As I began to explore the dataset further, I realized that the data, while initially appearing to be incredibly varied, was in fact quite the same. I mapped out the soil orders and Great Groups in the valley and realized that each of the maps looked strikingly similar, which was telling me that (as was mentioned in class), all of the data was likely extrapolated from a few key points.
Soil Order:
Soil Great Group:
Aside from a few differences, both of the maps are extremely similar, which is telling me that this data is more than likely, as mentioned above, extrapolated across a large landscape.
This realization made me doubt the pH data as well, so I mapped that out as well.
Soil pH Map:
The valley soils appear to be fairly neutral, and only vary between 5.7 and 6.6
This would make it very difficult to use some sort of exploratory statistical analysis on this dataset, as there wasn’t much variability.

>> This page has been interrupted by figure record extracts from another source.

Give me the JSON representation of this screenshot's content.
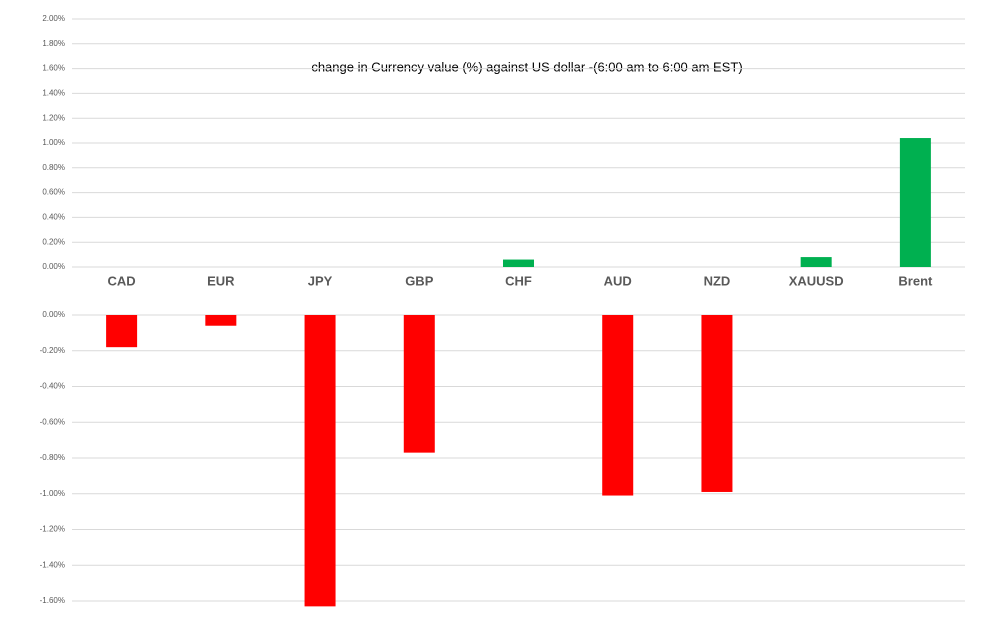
{
  "chart_data": [
    {
      "type": "bar",
      "title": "change in Currency value (%)  against US dollar -(6:00 am to 6:00 am EST)",
      "categories": [
        "CAD",
        "EUR",
        "JPY",
        "GBP",
        "CHF",
        "AUD",
        "NZD",
        "XAUUSD",
        "Brent"
      ],
      "values": [
        null,
        null,
        null,
        null,
        0.06,
        null,
        null,
        0.08,
        1.04
      ],
      "color": "#00b050",
      "ylim": [
        0,
        2
      ],
      "yticks": [
        {
          "value": 0,
          "label": "0.00%"
        },
        {
          "value": 0.2,
          "label": "0.20%"
        },
        {
          "value": 0.4,
          "label": "0.40%"
        },
        {
          "value": 0.6,
          "label": "0.60%"
        },
        {
          "value": 0.8,
          "label": "0.80%"
        },
        {
          "value": 1,
          "label": "1.00%"
        },
        {
          "value": 1.2,
          "label": "1.20%"
        },
        {
          "value": 1.4,
          "label": "1.40%"
        },
        {
          "value": 1.6,
          "label": "1.60%"
        },
        {
          "value": 1.8,
          "label": "1.80%"
        },
        {
          "value": 2,
          "label": "2.00%"
        }
      ],
      "grid": true
    },
    {
      "type": "bar",
      "values": [
        -0.18,
        -0.06,
        -1.63,
        -0.77,
        null,
        -1.01,
        -0.99,
        null,
        null
      ],
      "color": "#ff0000",
      "ylim": [
        -1.6,
        0
      ],
      "yticks": [
        {
          "value": 0,
          "label": "0.00%"
        },
        {
          "value": -0.2,
          "label": "-0.20%"
        },
        {
          "value": -0.4,
          "label": "-0.40%"
        },
        {
          "value": -0.6,
          "label": "-0.60%"
        },
        {
          "value": -0.8,
          "label": "-0.80%"
        },
        {
          "value": -1,
          "label": "-1.00%"
        },
        {
          "value": -1.2,
          "label": "-1.20%"
        },
        {
          "value": -1.4,
          "label": "-1.40%"
        },
        {
          "value": -1.6,
          "label": "-1.60%"
        }
      ],
      "grid": true
    }
  ]
}
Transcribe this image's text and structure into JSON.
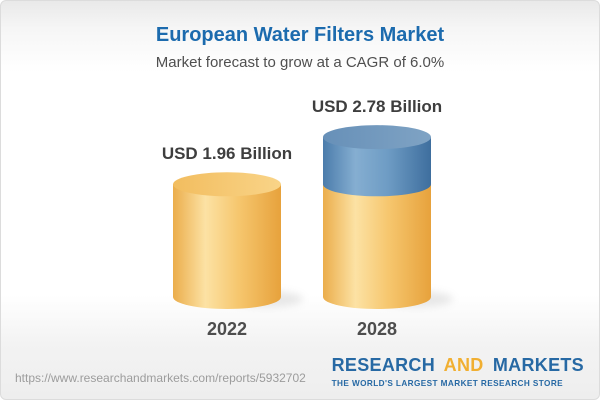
{
  "header": {
    "title": "European Water Filters Market",
    "subtitle": "Market forecast to grow at a CAGR of 6.0%",
    "title_color": "#1c6bae"
  },
  "chart_data": {
    "type": "bar",
    "variant": "3d-cylinder",
    "title": "European Water Filters Market",
    "subtitle": "Market forecast to grow at a CAGR of 6.0%",
    "categories": [
      "2022",
      "2028"
    ],
    "values": [
      1.96,
      2.78
    ],
    "unit": "USD Billion",
    "cagr": "6.0%",
    "data_labels": [
      "USD 1.96 Billion",
      "USD 2.78 Billion"
    ],
    "stacks": [
      [
        {
          "value": 1.96,
          "color": "gold"
        }
      ],
      [
        {
          "value": 1.96,
          "color": "gold"
        },
        {
          "value": 0.82,
          "color": "blue"
        }
      ]
    ],
    "ylim": [
      0,
      3
    ],
    "legend": "none",
    "grid": "off",
    "palette": {
      "gold": {
        "edge": "#ebad4b",
        "light": "#fce2a4",
        "mid": "#f6c76f",
        "dark": "#e7a23c",
        "top_light": "#f9d488",
        "top_dark": "#f2bd5f"
      },
      "blue": {
        "edge": "#4b7cab",
        "light": "#85aed1",
        "mid": "#6e9cc4",
        "dark": "#3e6e9e",
        "top_light": "#7fa3c4",
        "top_dark": "#6790b8"
      }
    }
  },
  "footer": {
    "url": "https://www.researchandmarkets.com/reports/5932702",
    "logo": {
      "word1": "RESEARCH",
      "word2": "AND",
      "word3": "MARKETS",
      "tagline": "THE WORLD'S LARGEST MARKET RESEARCH STORE",
      "blue": "#2769a4",
      "gold": "#f1af31"
    }
  }
}
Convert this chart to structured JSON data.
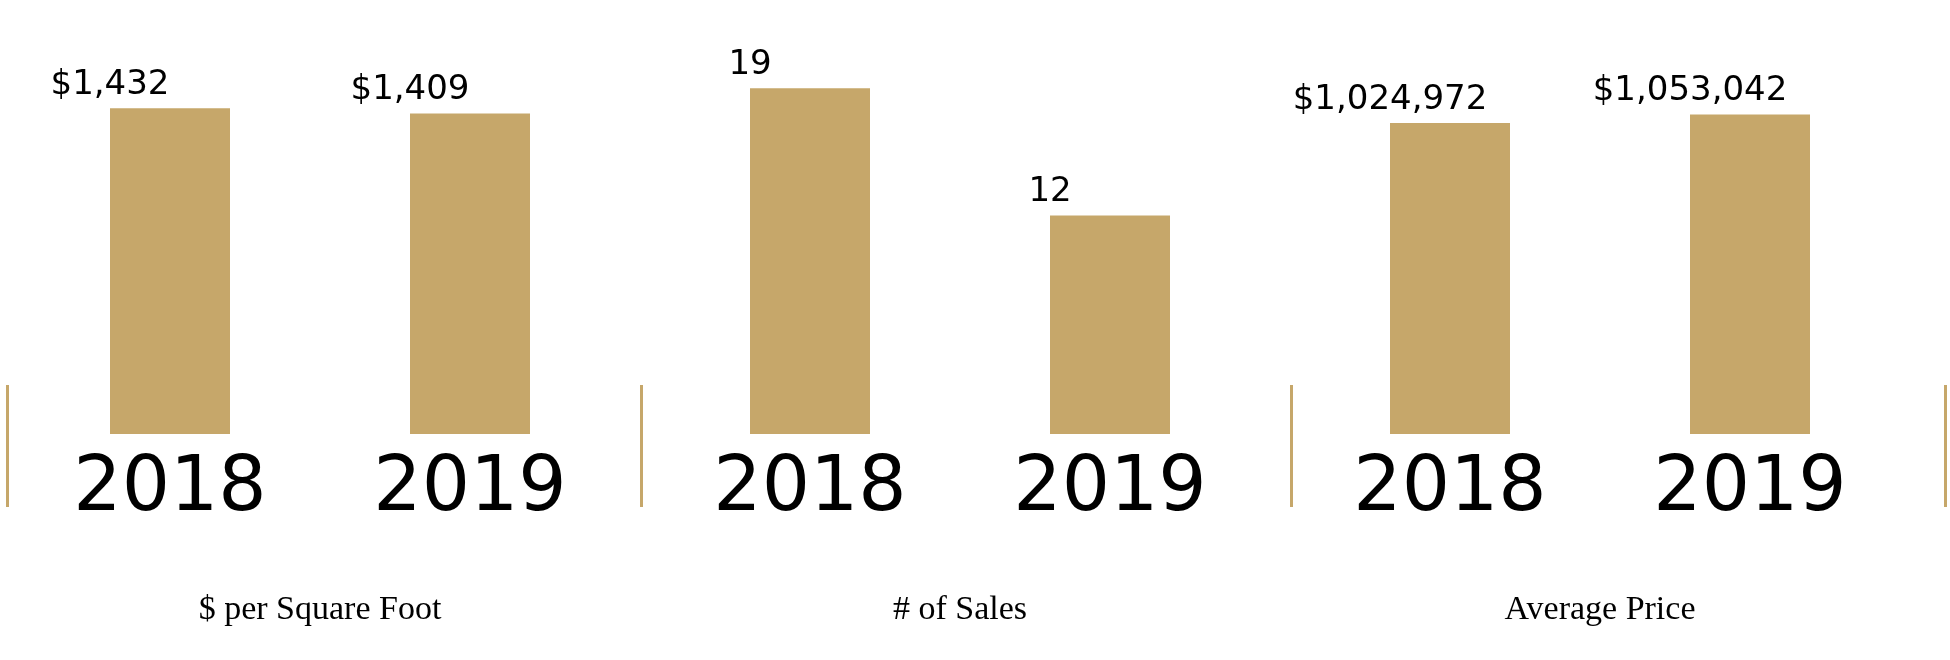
{
  "chart_data": [
    {
      "type": "bar",
      "title": "$ per Square Foot",
      "categories": [
        "2018",
        "2019"
      ],
      "values": [
        1432,
        1409
      ],
      "value_labels": [
        "$1,432",
        "$1,409"
      ],
      "color": "#c6a76a",
      "tick_labels": "x"
    },
    {
      "type": "bar",
      "title": "# of Sales",
      "categories": [
        "2018",
        "2019"
      ],
      "values": [
        19,
        12
      ],
      "value_labels": [
        "19",
        "12"
      ],
      "color": "#c6a76a",
      "tick_labels": "x"
    },
    {
      "type": "bar",
      "title": "Average Price",
      "categories": [
        "2018",
        "2019"
      ],
      "values": [
        1024972,
        1053042
      ],
      "value_labels": [
        "$1,024,972",
        "$1,053,042"
      ],
      "color": "#c6a76a",
      "tick_labels": "x"
    }
  ]
}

In order to look at how the pH was distributed throught the valley, I ran a hotspot analysis as well as a Moran’s I analysis.
pH Hotspot Analysis Map:
pH Moran’s I Analysis Results:
As you can see, the data is extremely clustered, especially in my particular areas of interest, which are the valley floor.
Was this useful?
This analysis was useful, but for a different reason than was expected. The SSURGO dataset is not the best tool for soil landscape analysis at a smaller scale. Throughout the class, I have seen other statewide projects that were a lot more successful due to higher variability in soils between the east and west sides of the state.
I became a tad too determined to run this kind of analysis, and the results were completely inconclusive in that respect, but in the end, the most beneficial part of the analysis was figuring out that there are likely connections between my sites of interest. In order to investigate these connections, physical testing is likely the most reliable source, since the SSURGO data is not reliable for this purpose.
Also, don’t rely on your data too much. It might mess with your head a bit!